The Raven watched the first fighter enter its run and saw the bombs drops, but just as the Phantom was beginning to pull off it started to come apart. It was incomprehensible. There had been no ground fire, or even reports of antiaircraft guns capable of taking a jet out of the sky at 3,500 feet, but the plane had turned into a ball of smoke.
Inside the cockpit of the F-4, Mike Heenan, the copilot, had got on the stick the moment he sensed something was wrong. He heard the pilot grunt, as if he were also fighting to get the aircraft under control. They were diving fast, but an aerodynamic nose rise made it seem as if the plane might be recovering. Not until they were very low did it become apparent that the F-4 was going to dive straight into the ground.
At the same moment that Heenan went for the handles to eject he heard the pilot cry, ‘Get out, Mike - get out!’ In the split second between hearing his colleague call to him and being blown out of the plane, Heenan accepted his death. ‘I know I was going to die. It was a very warm feeling - it surprised me how comfortable it was - how easy it was to accept.’
Heenan blacked out on ejection, and when he came around he was hanging from his parachute, which had caught in a tree. He had smashed through its branches and slammed into the trunk and was bleeding profusely. A small, sharp branch stuck through one of his hands like a dagger, and his helmet had been ripped off laying bare a part of his skull, but he felt no pain.
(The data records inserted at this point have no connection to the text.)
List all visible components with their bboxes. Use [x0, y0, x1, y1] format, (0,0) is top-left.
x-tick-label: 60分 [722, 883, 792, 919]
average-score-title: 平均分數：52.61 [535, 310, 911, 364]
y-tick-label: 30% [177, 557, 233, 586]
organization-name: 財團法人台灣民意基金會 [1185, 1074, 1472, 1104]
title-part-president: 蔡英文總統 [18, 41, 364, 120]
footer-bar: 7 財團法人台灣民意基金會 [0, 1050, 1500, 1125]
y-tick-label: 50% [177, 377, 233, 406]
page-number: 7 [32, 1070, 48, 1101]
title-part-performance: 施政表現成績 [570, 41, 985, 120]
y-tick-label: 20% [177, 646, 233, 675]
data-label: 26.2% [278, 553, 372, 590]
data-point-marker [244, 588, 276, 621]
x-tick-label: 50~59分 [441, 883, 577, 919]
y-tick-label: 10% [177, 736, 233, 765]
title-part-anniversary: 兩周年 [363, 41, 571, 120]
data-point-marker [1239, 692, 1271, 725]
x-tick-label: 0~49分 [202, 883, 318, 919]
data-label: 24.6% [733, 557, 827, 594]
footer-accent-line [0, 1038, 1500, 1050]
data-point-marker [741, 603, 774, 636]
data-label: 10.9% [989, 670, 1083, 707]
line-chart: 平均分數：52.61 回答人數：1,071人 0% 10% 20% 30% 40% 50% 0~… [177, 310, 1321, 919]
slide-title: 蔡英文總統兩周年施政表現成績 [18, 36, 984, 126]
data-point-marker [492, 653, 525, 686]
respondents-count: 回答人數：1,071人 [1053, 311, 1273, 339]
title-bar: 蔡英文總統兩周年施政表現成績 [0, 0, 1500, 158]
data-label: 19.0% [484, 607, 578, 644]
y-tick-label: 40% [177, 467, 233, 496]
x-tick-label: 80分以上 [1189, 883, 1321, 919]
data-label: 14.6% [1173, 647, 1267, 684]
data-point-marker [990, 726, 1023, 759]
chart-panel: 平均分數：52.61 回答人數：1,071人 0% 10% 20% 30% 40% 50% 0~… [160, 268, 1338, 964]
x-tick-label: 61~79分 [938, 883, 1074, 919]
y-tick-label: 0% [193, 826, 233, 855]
He hung helplessly from the tree, badly confused and in shock, while around him everything seemed deathly quiet. ‘I could not believe I was alive!’
A moment of panic followed. He fired his flares and began to shout for help into the handheld survival radio. Papa Fox, identified over the air as Raven 44, came up on the radio and told the downed pilot to keep calm - and to get to the ground. Heenan unbuckled himself from the parachute and allowed himself to fall, hitting the ground hard at an awkward angle and spraining his ankle so badly he thought he had broken it.
He felt swallowed by the silence. The chute was draped over the tree like a tent, a beacon that stood out in a plain mostly made up of bushes and dotted with only a few tall trees. He began to crawl through the elephant grass away
from the chute, but looked back to see that he was leaving a clear trail not only of crushed grass, but of blood as well. He began to worry excessively that the smell of blood would attract tigers. He felt terrible thirsty and searched for his water bottle, but it had fallen from the pocket of his flight suit on ejection. Most of all he was scared.
Papa Fox came back on the radio. According to all the training manuals, a pilot was supposed to keep his composure, reserve his flares, and observe correct radio procedures. Papa Fox knew the reality was different, and remembered that the first thing he had done when shot down was to run wildly into the forest.
He explained patiently that a fully-fledged search-and-rescue (SAR) operation was going to take time to mount, but they would have him out soon enough. He urged Heenan to move in a northeasterly direction to a better pick up spot. ‘I had no clue which way northeast was,’ Heenan said. ‘I had a compass in the top left-hand pocket of my survival vest, but I had forgotten it was there. Rather than call me a dumb shit, Raven 44 flew over to show me the direction.’ He scrambled three hundred yards to the northeast and backed into a bush, painstakingly covering himself with foliage.
There were Jolly Greens - HH-3E super rescue helicopters - on alert only twenty-two miles from where the Phantom had disintegrated, which meant Heenan could have been picked up within ten minutes of the crash. But cumbersome Air Force procedures dictated that the choppers could not take off until A-1 Skyraiders had been scrambled from Nakhon Phanom, in Thailand, and successfully suppressed all ground fire in the area. When the A-1s did arrive, one almost flew straight into Papa Fox, missing him by less than a hundred feet.